「笑いの方程式―あのネタはなぜ受けるのか (DOJIN選書 10)」を読んだ。
ほとんどジャケ買いに近い。パッと見てさっと買って一気に読んでしまった。主な理由は、出てくる芸人がだいたい知っている人たちで、非常に親近感がわいたからだ。同時に、私も笑いについては評論家的に一家言ある(と思いたい)ので、自分の内なるテーマと合致するからである。
読んでみると、笑いの分類方法についてはなかなか良い感じで、芸人に対する評価も私とそれほど変わらないようである。ただし、笑いを構造化したモデルはあんまりわかりやすいものではないと思う。
あと、これは私が俗に言う「ダウンタウン信者」あるいは「松本人志信者」だからかもしれないが、この本の中で分類されている「シュール」の捉え方が小さすぎる。

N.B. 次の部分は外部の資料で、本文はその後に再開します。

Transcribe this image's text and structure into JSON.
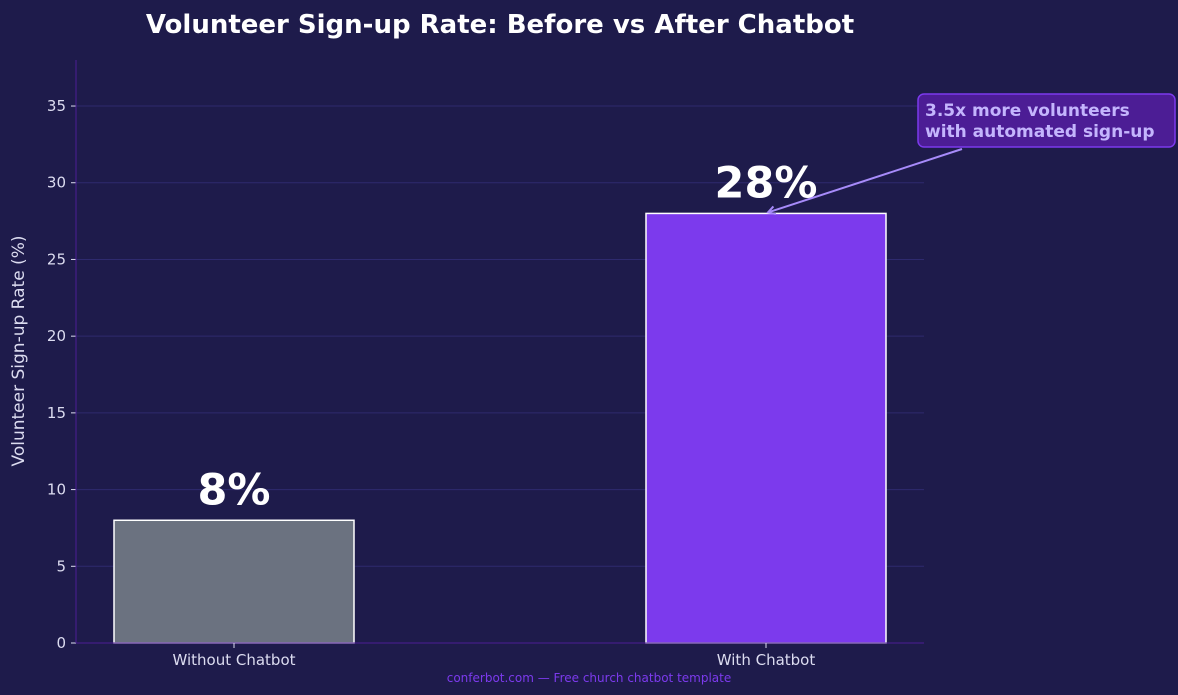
{
  "chart_data": {
    "type": "bar",
    "title": "Volunteer Sign-up Rate: Before vs After Chatbot",
    "xlabel": "",
    "ylabel": "Volunteer Sign-up Rate (%)",
    "categories": [
      "Without Chatbot",
      "With Chatbot"
    ],
    "values": [
      8,
      28
    ],
    "value_labels": [
      "8%",
      "28%"
    ],
    "ylim": [
      0,
      38
    ],
    "yticks": [
      0,
      5,
      10,
      15,
      20,
      25,
      30,
      35
    ],
    "grid": true,
    "legend": "none",
    "bar_colors": [
      "#6b7280",
      "#7c3aed"
    ],
    "annotation": {
      "lines": [
        "3.5x more volunteers",
        "with automated sign-up"
      ],
      "points_to_category": "With Chatbot",
      "points_to_value": 28
    }
  },
  "footer": {
    "text": "conferbot.com — Free church chatbot template"
  },
  "colors": {
    "background": "#1e1b4b",
    "grid": "#2e2a6e",
    "axis": "#4c1d95",
    "bar_edge": "#ffffff",
    "annotation_fill": "#4c1d95",
    "annotation_edge": "#7c3aed",
    "annotation_arrow": "#a78bfa"
  }
}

基本的に、ダウンタウン以降の笑いは(99やキングコングなど動きで笑わせるタイプをのぞいて)、非常識の中に「異世界」を盛り込むことにポイントがある。そういう意味では、「シュール」の要素を漫才界に持ち込んでいるもの全て、ダウンタウンの考案したものなのである。このように捉えると、本書で扱っている、あるいは現在のお笑い界の主流はほとんど全て、ダウンタウンに源流を認められる。
そうすると、笑いの評価次元は、いかに「異世界」であるか、言い換えるといかに現実と直交しているか、にある。

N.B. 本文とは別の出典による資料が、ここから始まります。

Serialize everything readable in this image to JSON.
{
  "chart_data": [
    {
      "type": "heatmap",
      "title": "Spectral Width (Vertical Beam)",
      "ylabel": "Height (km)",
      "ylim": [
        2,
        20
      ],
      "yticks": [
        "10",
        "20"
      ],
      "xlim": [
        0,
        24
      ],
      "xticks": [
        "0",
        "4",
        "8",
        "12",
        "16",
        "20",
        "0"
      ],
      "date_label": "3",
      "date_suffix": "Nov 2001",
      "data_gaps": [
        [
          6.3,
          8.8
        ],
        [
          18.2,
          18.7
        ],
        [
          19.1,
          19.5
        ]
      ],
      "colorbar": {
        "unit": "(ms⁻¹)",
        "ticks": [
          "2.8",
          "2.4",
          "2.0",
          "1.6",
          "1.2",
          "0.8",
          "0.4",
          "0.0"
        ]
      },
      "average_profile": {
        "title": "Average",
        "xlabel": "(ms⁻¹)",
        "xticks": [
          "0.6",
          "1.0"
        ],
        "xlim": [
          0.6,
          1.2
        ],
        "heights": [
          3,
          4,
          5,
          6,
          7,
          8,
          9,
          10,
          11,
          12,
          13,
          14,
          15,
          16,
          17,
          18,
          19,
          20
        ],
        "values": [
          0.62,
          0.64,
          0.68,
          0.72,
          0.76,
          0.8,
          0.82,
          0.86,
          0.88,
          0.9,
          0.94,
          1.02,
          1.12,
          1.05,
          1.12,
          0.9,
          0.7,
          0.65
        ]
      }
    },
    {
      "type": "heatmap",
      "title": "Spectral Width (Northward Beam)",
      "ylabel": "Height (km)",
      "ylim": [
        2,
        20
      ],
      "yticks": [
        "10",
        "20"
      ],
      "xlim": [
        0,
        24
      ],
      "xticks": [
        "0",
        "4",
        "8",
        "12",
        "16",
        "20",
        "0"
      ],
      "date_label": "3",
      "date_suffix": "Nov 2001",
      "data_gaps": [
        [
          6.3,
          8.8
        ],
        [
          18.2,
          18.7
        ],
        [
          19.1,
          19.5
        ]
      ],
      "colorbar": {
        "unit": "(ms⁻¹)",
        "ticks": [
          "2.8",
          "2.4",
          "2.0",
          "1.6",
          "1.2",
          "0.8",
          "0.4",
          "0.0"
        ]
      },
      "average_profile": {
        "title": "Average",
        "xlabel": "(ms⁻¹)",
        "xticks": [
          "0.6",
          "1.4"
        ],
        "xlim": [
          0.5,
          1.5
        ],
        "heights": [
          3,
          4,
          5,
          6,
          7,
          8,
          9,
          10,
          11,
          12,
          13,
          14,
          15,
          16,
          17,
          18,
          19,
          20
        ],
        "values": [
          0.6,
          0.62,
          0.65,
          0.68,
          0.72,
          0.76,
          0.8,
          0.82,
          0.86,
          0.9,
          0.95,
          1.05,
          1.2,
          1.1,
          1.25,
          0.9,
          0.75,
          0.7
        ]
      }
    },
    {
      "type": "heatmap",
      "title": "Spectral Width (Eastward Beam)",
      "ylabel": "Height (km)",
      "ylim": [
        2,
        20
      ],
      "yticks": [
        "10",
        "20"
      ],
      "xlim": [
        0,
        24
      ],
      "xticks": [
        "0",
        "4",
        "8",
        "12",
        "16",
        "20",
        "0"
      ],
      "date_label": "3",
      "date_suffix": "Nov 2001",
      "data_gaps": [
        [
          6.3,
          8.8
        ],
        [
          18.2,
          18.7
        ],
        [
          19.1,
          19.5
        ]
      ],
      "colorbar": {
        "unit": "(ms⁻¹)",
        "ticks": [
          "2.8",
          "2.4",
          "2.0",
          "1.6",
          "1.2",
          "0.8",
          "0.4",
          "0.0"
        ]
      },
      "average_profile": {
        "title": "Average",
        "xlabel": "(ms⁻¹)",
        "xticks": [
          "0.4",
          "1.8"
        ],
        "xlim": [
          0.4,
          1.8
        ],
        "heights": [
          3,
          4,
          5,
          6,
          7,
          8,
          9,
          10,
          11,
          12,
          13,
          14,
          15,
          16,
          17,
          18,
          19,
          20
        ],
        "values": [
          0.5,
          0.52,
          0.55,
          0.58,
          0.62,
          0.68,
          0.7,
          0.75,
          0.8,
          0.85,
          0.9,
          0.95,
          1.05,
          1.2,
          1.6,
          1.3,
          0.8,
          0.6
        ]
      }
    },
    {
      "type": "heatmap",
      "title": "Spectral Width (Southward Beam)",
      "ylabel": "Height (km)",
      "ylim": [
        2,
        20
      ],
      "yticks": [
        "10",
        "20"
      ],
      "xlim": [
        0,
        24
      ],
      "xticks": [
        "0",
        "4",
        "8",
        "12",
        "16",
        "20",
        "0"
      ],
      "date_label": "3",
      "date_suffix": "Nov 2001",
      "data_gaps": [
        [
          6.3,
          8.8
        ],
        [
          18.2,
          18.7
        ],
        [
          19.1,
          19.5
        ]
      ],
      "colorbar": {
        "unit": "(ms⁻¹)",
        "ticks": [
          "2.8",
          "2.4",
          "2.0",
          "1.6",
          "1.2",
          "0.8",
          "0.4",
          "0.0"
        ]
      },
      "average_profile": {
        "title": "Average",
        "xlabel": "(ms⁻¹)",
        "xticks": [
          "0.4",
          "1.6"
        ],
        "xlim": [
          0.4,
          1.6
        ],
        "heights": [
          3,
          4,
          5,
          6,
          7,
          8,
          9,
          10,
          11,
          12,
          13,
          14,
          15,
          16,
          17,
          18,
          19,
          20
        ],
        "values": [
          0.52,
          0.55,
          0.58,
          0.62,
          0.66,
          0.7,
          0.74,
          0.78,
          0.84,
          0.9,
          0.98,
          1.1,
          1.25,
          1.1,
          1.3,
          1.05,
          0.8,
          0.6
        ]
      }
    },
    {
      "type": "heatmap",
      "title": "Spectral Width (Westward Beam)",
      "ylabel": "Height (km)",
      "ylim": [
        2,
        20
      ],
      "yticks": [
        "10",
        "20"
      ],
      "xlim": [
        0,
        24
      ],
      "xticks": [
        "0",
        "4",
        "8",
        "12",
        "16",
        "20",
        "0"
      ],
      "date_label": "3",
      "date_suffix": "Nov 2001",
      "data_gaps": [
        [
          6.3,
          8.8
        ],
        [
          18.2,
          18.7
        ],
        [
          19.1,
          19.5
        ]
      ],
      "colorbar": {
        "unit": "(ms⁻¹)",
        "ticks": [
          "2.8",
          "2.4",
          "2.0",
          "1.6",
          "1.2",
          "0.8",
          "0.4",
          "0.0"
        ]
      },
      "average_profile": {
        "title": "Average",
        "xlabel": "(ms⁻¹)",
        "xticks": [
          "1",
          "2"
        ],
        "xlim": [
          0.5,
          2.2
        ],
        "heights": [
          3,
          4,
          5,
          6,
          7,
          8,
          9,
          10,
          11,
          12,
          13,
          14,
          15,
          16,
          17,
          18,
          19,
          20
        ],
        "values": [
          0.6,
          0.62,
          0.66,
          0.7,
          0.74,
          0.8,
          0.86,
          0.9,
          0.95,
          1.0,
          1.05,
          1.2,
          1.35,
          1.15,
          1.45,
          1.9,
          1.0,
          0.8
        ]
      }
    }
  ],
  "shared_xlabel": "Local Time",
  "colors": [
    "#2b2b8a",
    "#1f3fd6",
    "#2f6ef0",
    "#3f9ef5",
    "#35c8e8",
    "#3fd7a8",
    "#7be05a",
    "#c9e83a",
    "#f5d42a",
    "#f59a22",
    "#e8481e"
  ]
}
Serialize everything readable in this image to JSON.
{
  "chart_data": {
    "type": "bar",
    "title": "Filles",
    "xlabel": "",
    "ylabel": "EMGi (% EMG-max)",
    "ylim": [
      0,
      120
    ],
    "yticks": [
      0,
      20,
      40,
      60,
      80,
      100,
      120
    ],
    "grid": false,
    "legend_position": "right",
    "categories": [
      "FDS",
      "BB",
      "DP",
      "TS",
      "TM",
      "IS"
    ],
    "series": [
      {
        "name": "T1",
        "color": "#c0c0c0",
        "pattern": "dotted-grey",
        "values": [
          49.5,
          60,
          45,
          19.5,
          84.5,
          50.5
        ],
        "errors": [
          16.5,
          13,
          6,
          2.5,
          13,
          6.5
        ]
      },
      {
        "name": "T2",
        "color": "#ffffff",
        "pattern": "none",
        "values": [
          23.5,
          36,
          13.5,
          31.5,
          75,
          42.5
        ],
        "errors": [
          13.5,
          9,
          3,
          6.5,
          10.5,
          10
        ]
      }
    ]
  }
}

もちろん、形式美、演技力などで評価すべきところもあるが。
とまれ、なにかを批評的に見る、という訓練になるのは間違いないので、多くの人に読んでもらいたいものである。
F先生の言葉を思い出す。
なぜ「かわいい」のか、なぜ「きれい」のか、なぜ「おもしろい」のかが言えなければ、作品の真の良さがわからない。
本当によい作品は、直感的によいし、じっくり味わってもよいものである。
ピピピピピカソもダビンチもいいかどうかは自分で決めるが、我が内なる基準を明らかにすることで、人生は味わい深くなるのだから。